EXPECTED UTILITY - THE MATHEMATICS OF HUMAN BEHAVIOR - The Remarkable Role of Evolution in the Making of Mathematics - Mathematics and the Real World

Mathematics and the Real World: The Remarkable Role of Evolution in the Making of Mathematics (2014)

CHAPTER VI. THE MATHEMATICS OF HUMAN BEHAVIOR

48. EXPECTED UTILITY

This section is somewhat technical. Its purpose is to describe rational considerations that people accept in regard to lotteries, yet, as we shall see in the next section, they do not follow them when acting intuitively.

Game theory allows the decision maker to act according to his own subjective preferences. In the case of mixed strategies, that is, using lotteries as a means of decision making, the subjectivity is likely to reflect also the attitude of the decision maker to the lottery. Nevertheless, in the previous section we assumed that the expected payoffs determine the value of the lottery for each of the players. This assumption does not reflect reality. Some people are sure that luck always lets them down, and therefore they will not agree that the expectation of payoff should determine the value. Others love risk, and for them the lottery is worth more than the expected payoff.

John von Neumann and Oskar Morgenstern studied this question in the aforementioned book. They proposed the following solution. Try to replace the payoffs listed in the table of the game with other numerical values without altering the ranking of the payoffs such that the new values fulfill the expectation condition set previously. In other words, the value of the lottery, which von Neumann and Morgenstern called the utility of the lottery, will be the expectation of the new payoffs.
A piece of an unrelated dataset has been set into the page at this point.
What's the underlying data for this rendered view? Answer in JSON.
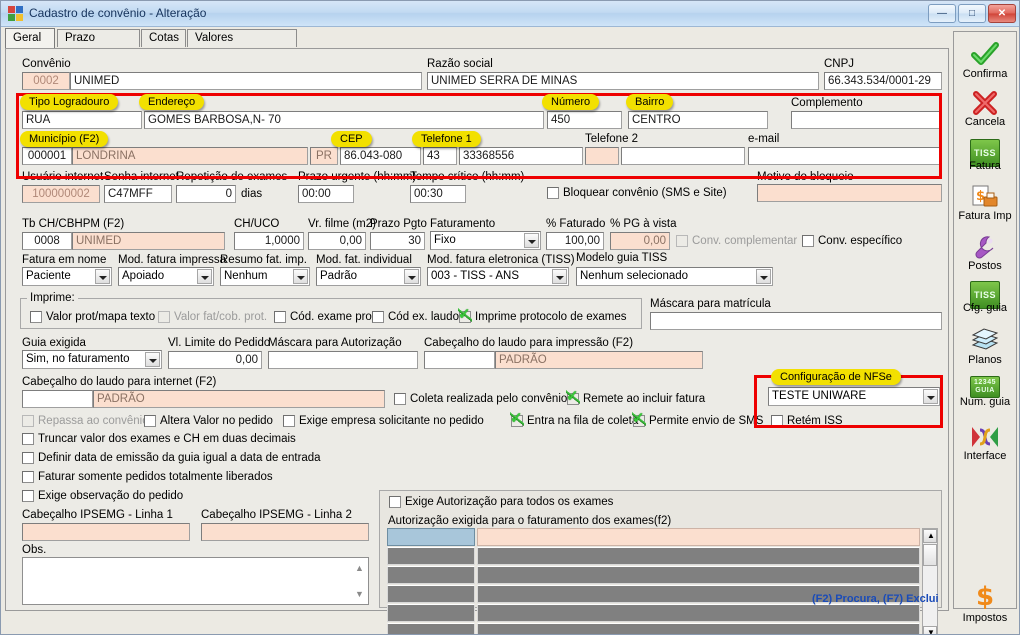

There is no a priori reason that it will always be possible to find numbers whose expectation will reflect the preferences of the players with regard to the lotteries. Von Neumann and Morgenstern proved, however, that provided the players’ actions are in accordance with some simple characteristics that every sensible person would accept as reasonable, it is possible to find such a utility. We would note at the outset that people do not act in accordance with the characteristics identified by von Neumann and Morgenstern, and we will discuss that in the next section. Yet if we examine those traits in an abstract rational manner, it is apparent that they describe how we should conduct ourselves. In the context of our discussion, the characteristics, which in the spirit of Greek mathematics can be called axioms, are as follows.

1. The player knows which of any two possible payoffs, including the ones identified by lottery, is preferable to him, or he can decide that they are equal. This relation is transitive, that is, if option A is preferable to B and B is preferable to C, then A is preferable to C.

2. If in a certain lottery a player is offered the possibility of changing a payoff for another that is preferable to him, including a payoff that is a lottery, he will accept the offer.

3. The way the lottery is carried out, that is, the way in which the probabilities are formed, does not affect the value of the lottery, as long as the probabilities do not change.

4. For all three payoffs in which A is preferable to B that is preferable to C, there is a positive probability, which we denote by p and which may be very small, that getting C with a probability of p and getting A with a probability of (1 – p) is preferable to getting B.

The axioms are indeed convincing. For anyone not motivated by superstition there is no reason not to accept the second and third axioms. The first axiom is correct theoretically but perhaps not practical. Von Neumann and Morgenstern, however, suggested ways of calculating the new utility, if it exists. The fourth axiom is also reasonable. To anyone claiming that his reservation about getting payoff C is so strong that he is not prepared to take even the small risk p that he will receive C, we would point out that he does leave his house, travel by car or train, and even fly occasionally, despite the fact that those activities bear a risk, which may be small but is certainly not zero, that he will suffer severe or even fatal injury.

A utility that has the property we mentioned, that is, that the utility of the lottery is the expected utility, is named after those who developed the concept and is known as von Neumann–Morgenstern utility. As stated, if the axioms are fulfilled, the von Neumann–Morgenstern utility exists. The possibility of changing the actual payoffs for others such that the expectation of the new values reflects the value of the lottery to the participant was, in fact, proposed by Daniel Bernoulli in relation to the St. Petersburg paradox mentioned in section 39. Bernoulli's explanation of the paradox was that the value of very large monetary payoffs are not reflected in their face value but in another value, which Bernoulli already called utility. That utility is a function that increases very slowly when the amounts of money keep rising. The value of the lottery in the St. Petersburg paradox should be measured, according to Bernoulli, by the expected value of the function, which explains why people are not prepared to pay large sums to participate in that lottery.